Meta unveiled the newest fruit of its chip dev efforts today, conspicuously a day after Intel announced its latest AI accelerator hardware. Called the “next-gen” Meta Training and Inference Accelerator (MTIA), the successor to last year’s MTIA v1, the chip runs models including for ranking and recommending display ads on Meta’s properties (e.g. Facebook).
Compared to MTIA v1, which was built on a 7nm process, the next-gen MTIA is 5nm. (In chip manufacturing, “process” refers to the size of the smallest component that can be built on the chip.) The next-gen MTIA is a physically larger design, packed with more processing cores than its predecessor. And while it consumes more power — 90W versus 25W — it also boasts more internal memory (128MB versus 64MB) and runs at a higher average clock speed (1.35GHz up from 800MHz).
Meta says the next-gen MTIA is currently live in 16 of its data center regions and delivering up to 3x overall better performance compared to MTIA v1. If that “3x” claim sounds a bit vague, you’re not wrong — we thought so too. But Meta would only volunteer that the figure came from testing the performance of “four key models” across both chips.
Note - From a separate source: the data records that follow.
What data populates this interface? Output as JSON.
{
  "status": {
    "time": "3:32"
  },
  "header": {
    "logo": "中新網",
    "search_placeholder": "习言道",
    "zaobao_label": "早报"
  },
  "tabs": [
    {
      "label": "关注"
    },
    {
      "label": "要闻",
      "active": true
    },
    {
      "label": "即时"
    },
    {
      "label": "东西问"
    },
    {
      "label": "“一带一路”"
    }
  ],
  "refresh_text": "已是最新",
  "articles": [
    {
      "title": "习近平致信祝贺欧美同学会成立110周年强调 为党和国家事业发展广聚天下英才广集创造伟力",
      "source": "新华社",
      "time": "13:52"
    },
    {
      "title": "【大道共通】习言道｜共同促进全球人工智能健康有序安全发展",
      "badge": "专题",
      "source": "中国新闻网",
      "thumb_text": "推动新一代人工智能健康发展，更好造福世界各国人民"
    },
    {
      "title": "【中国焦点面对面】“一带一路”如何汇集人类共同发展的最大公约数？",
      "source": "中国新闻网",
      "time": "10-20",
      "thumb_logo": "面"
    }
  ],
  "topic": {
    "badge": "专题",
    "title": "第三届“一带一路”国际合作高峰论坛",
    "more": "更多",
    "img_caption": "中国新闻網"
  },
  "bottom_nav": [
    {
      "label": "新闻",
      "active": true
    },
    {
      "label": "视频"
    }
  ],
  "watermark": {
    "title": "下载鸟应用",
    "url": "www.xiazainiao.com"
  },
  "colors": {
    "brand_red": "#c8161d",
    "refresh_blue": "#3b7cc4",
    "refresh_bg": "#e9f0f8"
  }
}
“Because we control the whole stack, we can achieve greater efficiency compared to commercially available GPUs,” Meta writes in a blog post shared with TechCrunch.
Meta’s hardware showcase — which comes a mere 24 hours after a press briefing on the company’s various ongoing generative AI initiatives — is unusual for several reasons.
One, Meta reveals in the blog post that it’s not using the next-gen MTIA for generative AI training workloads at the moment, although the company claims it has “several programs underway” exploring this. Two, Meta admits that the next-gen MTIA won’t replace GPUs for running or training models — but instead will complement them.
Reading between the lines, Meta is moving slowly — perhaps more slowly than it’d like.
Meta’s AI teams are almost certainly under pressure to cut costs. The company’s set to spend an estimated $18 billion by the end of 2024 on GPUs for training and running generative AI models, and — with training costs for cutting-edge generative models ranging in the tens of millions of dollars — in-house hardware presents an attractive alternative.
And while Meta’s hardware drags, rivals are pulling ahead, much to the consternation of Meta’s leadership, I’d suspect.
Google this week made its fifth-generation custom chip for training AI models, TPU v5p, generally available to Google Cloud customers, and revealed its first dedicated chip for running models, Axion. Amazon has several custom AI chip families under its belt. And Microsoft last year jumped into the fray with the Azure Maia AI Accelerator and the Azure Cobalt 100 CPU.
In the blog post, Meta says it took fewer than nine months to “go from first silicon to production models” of the next-gen MTIA, which to be fair is shorter than the typical window between Google TPUs. But Meta has a lot of catching up to do if it hopes to achieve a measure of independence from third-party GPUs — and match its stiff competition.